Ben é certo que todo isto ten só unha importancia persoal e relativamente secundaria, pois no que se refire á Sanseverina, se é que algún día chego a rodalaa, terei tempo, ata entón, de ter boca cara, adelgazar, poñerme de novo regordecha, morrer, resucitar, ter 12 fillos, facer algunhas viaxes, unha carreira de bailarina e atopar finalmene unha liña perfecta digna dun tan digno personaxe. Doutra banda, os músculos e a graxa protexen o meu corazón das fortes emocións que a Scalera-Film asociada coa Discina me preparan todos os días de deus”.

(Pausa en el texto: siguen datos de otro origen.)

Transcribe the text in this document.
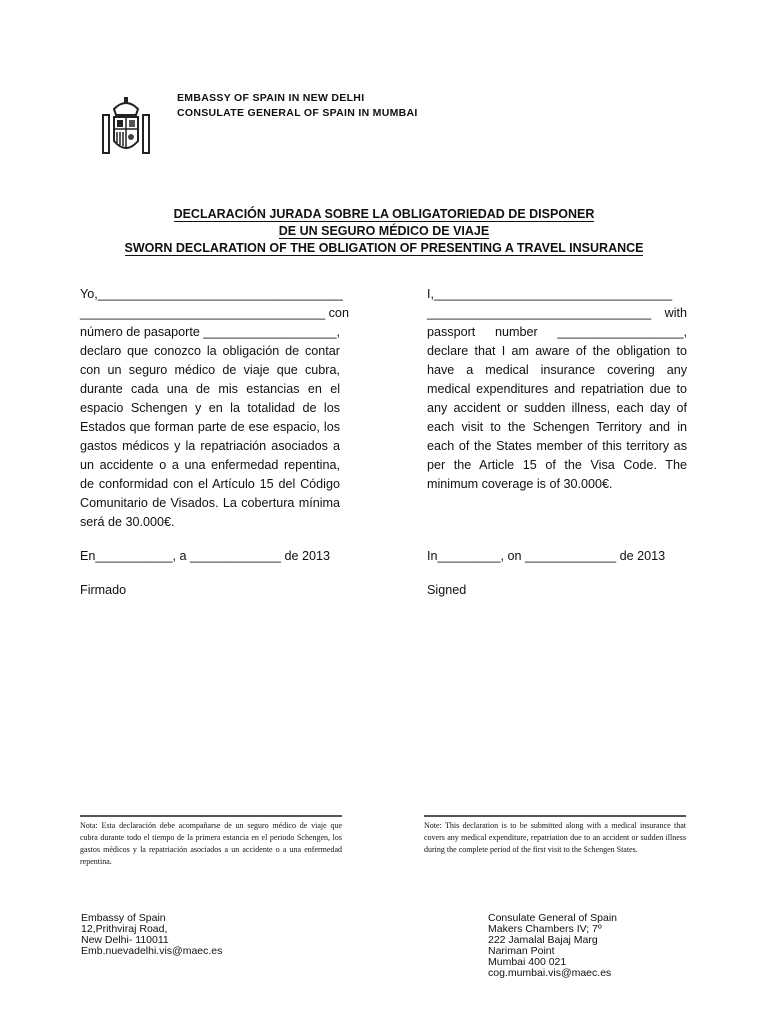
EMBASSY OF SPAIN IN NEW DELHI
CONSULATE GENERAL OF SPAIN IN MUMBAI
DECLARACIÓN JURADA SOBRE LA OBLIGATORIEDAD DE DISPONER
DE UN SEGURO MÉDICO DE VIAJE
SWORN DECLARATION OF THE OBLIGATION OF PRESENTING A TRAVEL INSURANCE
Yo,___________________________________
___________________________________ con
número de pasaporte ___________________,
declaro que conozco la obligación de contar
con un seguro médico de viaje que cubra,
durante cada una de mis estancias en el
espacio Schengen y en la totalidad de los
Estados que forman parte de ese espacio, los
gastos médicos y la repatriación asociados a
un accidente o a una enfermedad repentina,
de conformidad con el Artículo 15 del Código
Comunitario de Visados. La cobertura mínima
será de 30.000€.
I,__________________________________
________________________________ with
passport number __________________,
declare that I am aware of the obligation to
have a medical insurance covering any
medical expenditures and repatriation due to
any accident or sudden illness, each day of
each visit to the Schengen Territory and in
each of the States member of this territory as
per the Article 15 of the Visa Code. The
minimum coverage is of 30.000€.
En___________, a _____________ de 2013	In_________, on _____________ de 2013
Firmado	Signed
Nota: Esta declaración debe acompañarse de un seguro médico de viaje que cubra durante todo el tiempo de la primera estancia en el periodo Schengen, los gastos médicos y la repatriación asociados a un accidente o a una enfermedad repentina.
Note: This declaration is to be submitted along with a medical insurance that covers any medical expenditure, repatriation due to an accident or sudden illness during the complete period of the first visit to the Schengen States.
Embassy of Spain
12,Prithviraj Road,
New Delhi- 110011
Emb.nuevadelhi.vis@maec.es
Consulate General of Spain
Makers Chambers IV; 7º
222 Jamalal Bajaj Marg
Nariman Point
Mumbai 400 021
cog.mumbai.vis@maec.es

Estas cartas fueron releídas por María Casares treinta años después de ser escritas, en el momento en que acometió la redacción de sus memorias, un costoso ejercicio de recuperación de su memoria y de definición de su identidad. Otros treinta años separan nuestra lectura de la de ella, que tiene lugar precisamente en el año en que se cumple el 70º aniversario del inicio del exilio republicano. A través de ella es posible adquirir la cabal comprensión de la importancia que la propia María Casares concedió a ese epistolario, recuperado ahora por María Lopo, autora de trabajos anteriores en torno a María Casares, como el estudio “María Casares. A Galicia cosmopolita” y el texto teatral “O meu nome é María Casares”, ambos publicados en la revista lucense Unión Libre. Cadernos de vida e culturas. Cartas no exilio permite entrar, como nunca antes fuera posible, en el universo de la calle Vaugirard; volver a comprender hasta qué punto es imposible cualquier recuperación de la memoria de María Casares prescindiendo de la memoria de Santiago Casares Quiroga, y, en definitiva, desvelar la honda verdad de unas líneas escritas en La Vergne en 1979 en las que se evocan los días de aquellas cartas y lo que ellas significaban:

“[…] lo que buscaba ciega y ávidamente no era, en modo alguno, otra cosa que la imagen que únicamente él podía entonces enviarme para devolverme a mí misma. Así, mientras él procuraba, recluido en su celda de Vaugirard por los rigores del invierno, mantener a través de la radio y los periódicos el hilo que le unía al mundo, yo, entregada por vez primera al mundo, buscaba a través de él aferrarme al único hilo que me unía a mí misma: mi padre”.